Thomas se sumergió en el recuerdo de Margarete y de aquellas tardes íntimas que pasaron juntos. El deseo incansable de ella por el esplendor de su juventud lo estremeció: pensó en la tristeza que la embargaría si lo viera atado a esa silla. Esperaba que la noticia de su invalidez no hubiera llegado a sus oídos; quería que alguien, en algún lugar, mantuviera un recuerdo intacto de él tal y como había sido. En esos momentos albergaba un profundo agradecimiento hacia aquel amor totalmente exento de crítica.
Recordó que le había enviado un telegrama para felicitarlo por su compromiso. Thomas se había planteado la posibilidad de invitarla a la boda, pero decidió no hacerlo, por respeto a Elizabeth y porque no quería que nada lo distrajera.
Hasta él llegó una súbita imagen del día de la boda, de Elizabeth con su vestido de seda color marfil caminando hacia el altar, de su semblante emocionado. Recordó cómo sus propios ojos se habían llenado de lágrimas al verla acercarse, tan feliz. Tras todos esos años de distancia emocional, al pronunciar sus votos había sentido una pulsión desconocida en su interior. Así que esto es el amor, había pensado. Por fin.
Y sin embargo a la boda le siguió una racha de mala suerte.

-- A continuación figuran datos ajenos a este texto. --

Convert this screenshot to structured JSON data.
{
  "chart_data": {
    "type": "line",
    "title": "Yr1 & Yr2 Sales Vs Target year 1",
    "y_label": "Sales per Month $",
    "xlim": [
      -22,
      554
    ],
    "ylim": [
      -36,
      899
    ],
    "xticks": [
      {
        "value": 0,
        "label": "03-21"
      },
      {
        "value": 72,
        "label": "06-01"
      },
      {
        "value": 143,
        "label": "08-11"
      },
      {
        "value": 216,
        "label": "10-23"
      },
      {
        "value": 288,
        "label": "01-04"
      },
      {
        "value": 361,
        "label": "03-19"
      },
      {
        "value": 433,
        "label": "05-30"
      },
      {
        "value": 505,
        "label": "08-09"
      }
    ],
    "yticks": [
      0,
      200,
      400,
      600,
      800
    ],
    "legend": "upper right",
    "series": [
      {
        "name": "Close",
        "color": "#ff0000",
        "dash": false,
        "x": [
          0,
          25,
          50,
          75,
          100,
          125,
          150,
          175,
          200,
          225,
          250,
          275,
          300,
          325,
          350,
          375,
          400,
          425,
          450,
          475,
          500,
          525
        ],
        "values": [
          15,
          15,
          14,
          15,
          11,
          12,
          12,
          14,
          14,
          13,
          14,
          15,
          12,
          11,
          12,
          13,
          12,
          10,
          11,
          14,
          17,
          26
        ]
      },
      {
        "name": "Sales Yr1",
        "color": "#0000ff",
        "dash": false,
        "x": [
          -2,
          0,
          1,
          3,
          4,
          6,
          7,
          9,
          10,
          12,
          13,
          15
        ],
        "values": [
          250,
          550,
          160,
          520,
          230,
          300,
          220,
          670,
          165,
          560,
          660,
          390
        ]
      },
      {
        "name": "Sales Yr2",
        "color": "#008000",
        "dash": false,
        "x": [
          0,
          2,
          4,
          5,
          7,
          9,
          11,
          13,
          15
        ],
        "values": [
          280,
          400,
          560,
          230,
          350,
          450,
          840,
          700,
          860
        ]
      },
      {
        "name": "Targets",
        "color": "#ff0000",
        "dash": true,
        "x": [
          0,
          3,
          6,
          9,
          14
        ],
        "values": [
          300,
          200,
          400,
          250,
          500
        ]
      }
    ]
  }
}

Unas semanas más tarde, mientras viajaban por los lagos de Italia de luna de miel, les llegó un telegrama: el padre de Thomas había sufrido un infarto, estaba muerto.
Apenas había enterrado a su padre y regresado a Berlín con su nueva esposa cuando el estadista más brillante de la República, Gustav Stresemann, cayó fulminado por una angina de pecho y falleció poco después.
— Alemania ha perdido al único líder que evitaba que el país se precipitara hacia el abismo — anunció en tono pesaroso el embajador a todo su personal.
Tres semanas más tarde, el crac de Wall Street hundía al mundo en la depresión económica.
Los augurios nunca habían sido favorables a su matrimonio, pensó Thomas. Pero mientras apagaba la luz y dirigía la silla de ruedas hacia el dormitorio, intentó sobreponerse a esa sensación de desesperanza: se negaba a aceptar que su relación hubiera llegado a un punto muerto. Quizá, con la labor conjunta que llevaban a cabo ahora, podrían volver a encontrarse… Quizá era solo cuestión de tiempo.
Cuando llegó a la cama se alegró de encontrar a Elizabeth ya dormida. Haría un nuevo intento de acercarse a ella por la mañana.